There are 12 copies of Beetles CDs, 7 copies of Pink Floyd CDs, 3 different CDs of Michael Jackson, and 2 different CDs of Madonna. Find the number of ways in which one or more than one CD can be selected?

Copies of Beetle CD's = 12
Copies of Pink Floyd CD's  = 7
Different CD's of MJ = 3
Different DC's of Madonna = 2 

In the case of 5 (3+2) different CD's of MJ & Madonna, each CD has two possibilities that is either be selected or not selected . Hence for different CD's it would be $$2^3\times2^2$$ ways.

In case of copies of Beetle CD's either 0 can be selected or 1 can be selected or 2 can be selected & so on.. till 12 i.e {0,1,2,3...12} . Hence for this no of ways will be 1+1+1+1....13 times = 13 ways.

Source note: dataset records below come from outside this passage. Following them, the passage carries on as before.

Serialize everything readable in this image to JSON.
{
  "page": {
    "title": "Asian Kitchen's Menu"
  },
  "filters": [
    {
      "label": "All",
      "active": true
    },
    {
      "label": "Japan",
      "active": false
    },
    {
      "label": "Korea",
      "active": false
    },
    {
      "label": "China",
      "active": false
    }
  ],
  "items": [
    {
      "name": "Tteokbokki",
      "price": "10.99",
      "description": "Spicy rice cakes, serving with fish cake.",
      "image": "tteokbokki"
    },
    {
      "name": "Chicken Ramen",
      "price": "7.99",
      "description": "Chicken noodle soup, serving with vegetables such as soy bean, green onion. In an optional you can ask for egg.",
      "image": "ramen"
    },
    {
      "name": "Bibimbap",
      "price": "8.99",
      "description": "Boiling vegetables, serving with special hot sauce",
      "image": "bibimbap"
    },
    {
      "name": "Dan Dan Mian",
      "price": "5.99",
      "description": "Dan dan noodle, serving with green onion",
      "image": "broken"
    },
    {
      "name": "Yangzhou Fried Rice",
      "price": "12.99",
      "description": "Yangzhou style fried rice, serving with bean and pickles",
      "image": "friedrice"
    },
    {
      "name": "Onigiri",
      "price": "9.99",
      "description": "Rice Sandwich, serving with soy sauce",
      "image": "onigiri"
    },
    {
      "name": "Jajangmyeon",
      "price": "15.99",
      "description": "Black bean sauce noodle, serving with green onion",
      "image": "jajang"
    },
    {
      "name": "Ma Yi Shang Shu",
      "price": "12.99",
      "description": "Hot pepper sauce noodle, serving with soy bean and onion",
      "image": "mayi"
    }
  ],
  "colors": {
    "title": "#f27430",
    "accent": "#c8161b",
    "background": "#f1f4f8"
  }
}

In case of copies of Pink Floyd CD's either 0 can be selected or 1 can be selected or 2 can be selected & so on.. till 7 i.e {0,1,2,3...7} . Hence for this no of ways will be 1+1+1+1....8 times = 8 ways

Total no of ways of selection = $$2^5$$x13x8 = 3328. 
In the no of ways calculated above, there is one way in which none of them are selected , but the question is about atleast 1 or more to be selected , Hence subtract 1 from above number i.e 3327 is no of ways in which one or more can be selected.

Therefore, the answer is 3327.